Griessel drove home, feeling thoroughly indignant. He wasn’t drunk. He was busy doing his work, reporting on the work that he had done, the work that he had done according to the book.
He was the one who had found out that Ernst Richter had another cellphone.
He was the one who remembered that the blackmailer had sent an SMS. You could only do that from a cellphone, not from a landline. He, Benny, the former technophobe.
And now Vaughn was sending him home, as if he were the new commander?
There were a lot of detectives who drank a beer or a glass of wine over lunch and smelled of alcohol. But that was okay. Just because he had a reputation, a history, he was being discriminated against.
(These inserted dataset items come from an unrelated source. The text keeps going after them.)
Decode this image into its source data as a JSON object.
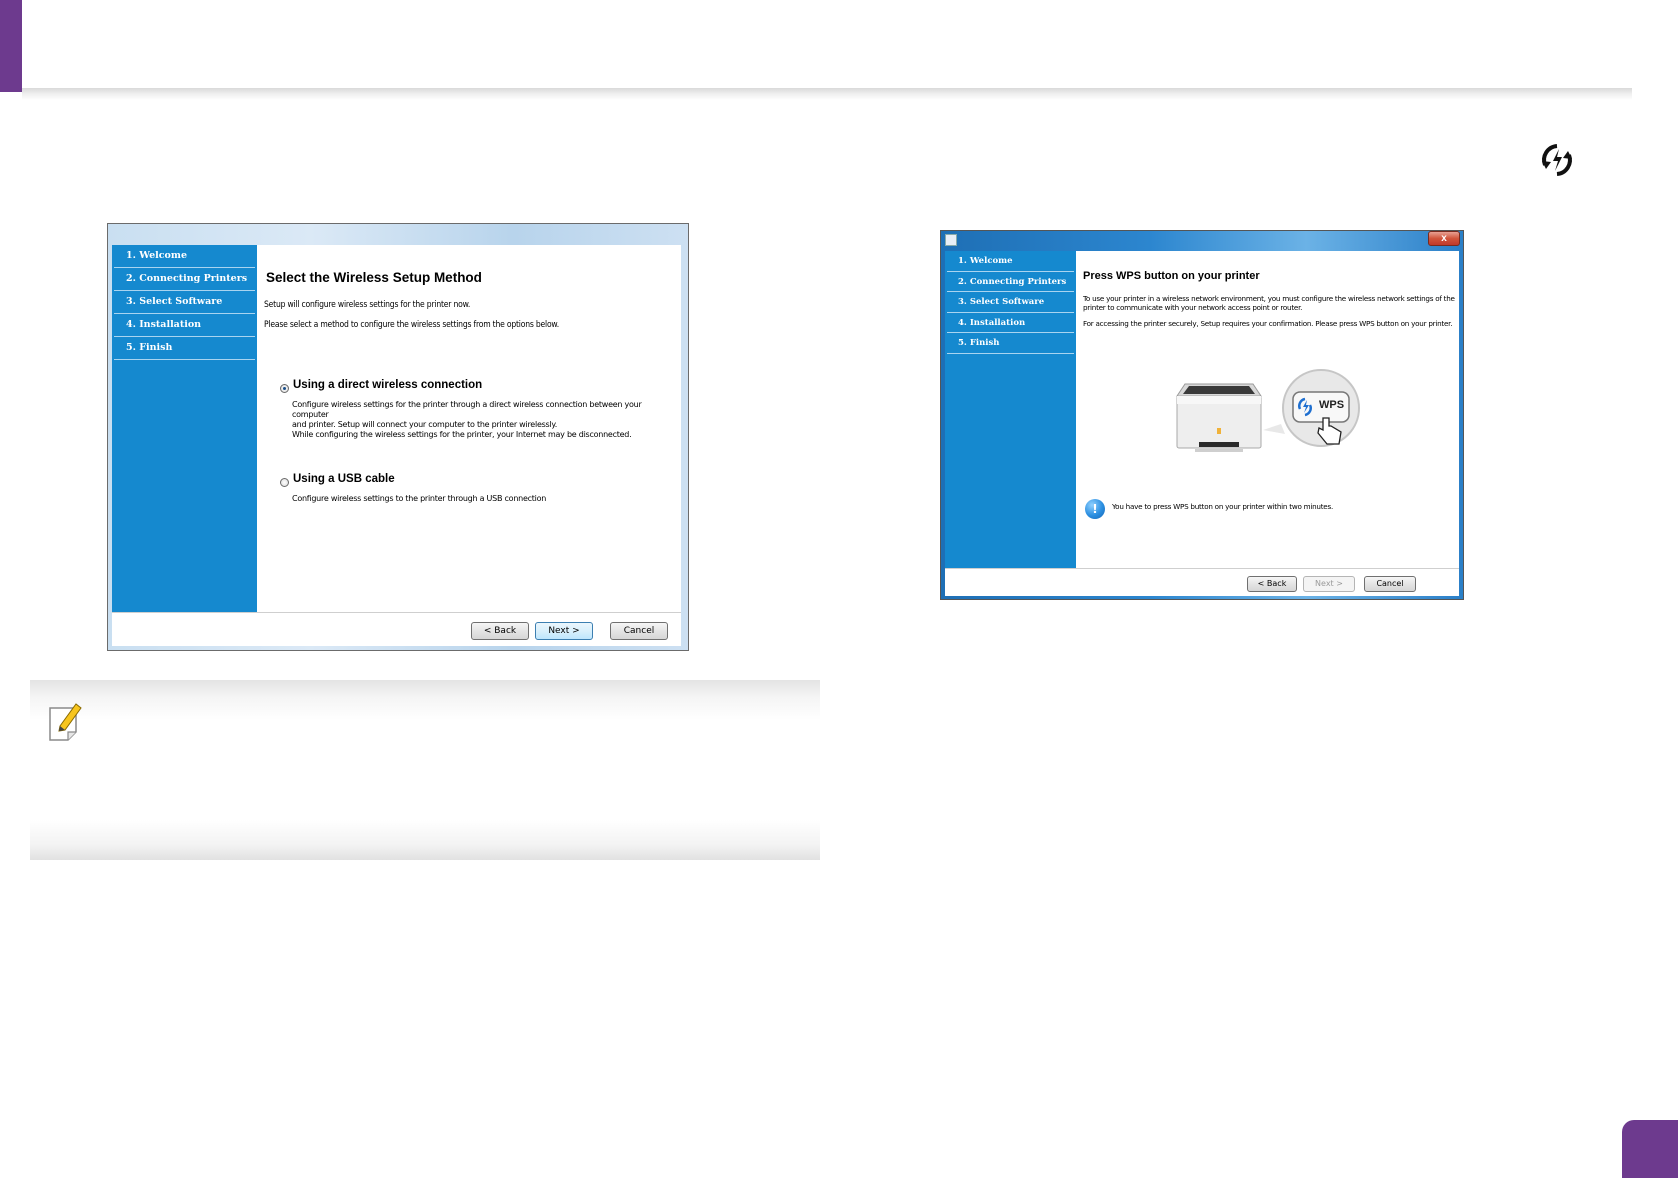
{
  "wizard_steps": [
    "1. Welcome",
    "2. Connecting Printers",
    "3. Select Software",
    "4. Installation",
    "5. Finish"
  ],
  "window1": {
    "heading": "Select the Wireless Setup Method",
    "intro": "Setup will configure wireless settings for the printer now.",
    "instruction": "Please select a method to configure the wireless settings from the options below.",
    "option_direct": {
      "label": "Using a direct wireless connection",
      "selected": true,
      "desc_line1": "Configure wireless settings for the printer through a direct wireless connection between your computer",
      "desc_line2": "and printer. Setup will connect your computer to the printer wirelessly.",
      "desc_line3": "While configuring the wireless settings for the printer, your Internet may be disconnected."
    },
    "option_usb": {
      "label": "Using a USB cable",
      "selected": false,
      "desc": "Configure wireless settings to the printer through a USB connection"
    },
    "buttons": {
      "back": "< Back",
      "next": "Next >",
      "cancel": "Cancel"
    }
  },
  "window2": {
    "close_glyph": "x",
    "heading": "Press WPS button on your printer",
    "para1_line1": "To use your printer in a wireless network environment, you must configure the wireless network settings of the",
    "para1_line2": "printer to communicate with your network access point or router.",
    "para2": "For accessing the printer securely, Setup requires your confirmation. Please press WPS button on your printer.",
    "wps_label": "WPS",
    "info_glyph": "!",
    "info": "You have to press WPS button on your printer within two minutes.",
    "buttons": {
      "back": "< Back",
      "next": "Next >",
      "next_enabled": false,
      "cancel": "Cancel"
    }
  },
  "colors": {
    "accent": "#6d3a8e",
    "stepper": "#1589cf"
  }
}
He seethed all the way into the city. There he looked for a drinking hole so he could show them all.
63
Susan Peires realised she was leaning forward in her chair, spellbound by Francois du Toit’s narrative.
She had been so sure it was the brother, Paul. But now the young wine farmer said that his brother and father were dead, back in January 2012. Nearly three years ago.
‘Could I have some water, please?’ he said.
She realised she hadn’t been paying attention, lost in her own thoughts. And she was disappointed that he had interrupted his story.
‘Oh sorry. Of course.’ She pressed the Stop button on the recorder, stood up, her legs cramping from sitting so long. She opened the door and asked her assistant for a carafe of water and two glasses.
When she came back, he was standing staring out of the window.
‘That’s a lot of heartache for one family farm,’ she said.
‘That’s why I said there was some kind of curse on Klein Zegen. I have sometimes wondered whether I shouldn’t get the name changed.’ He smiled wanly.
She wanted to know how the father and son died, but she knew her assistant would bring the water in soon. Let her come and go first. So she went over and stood beside him, looking at the Company Gardens down below.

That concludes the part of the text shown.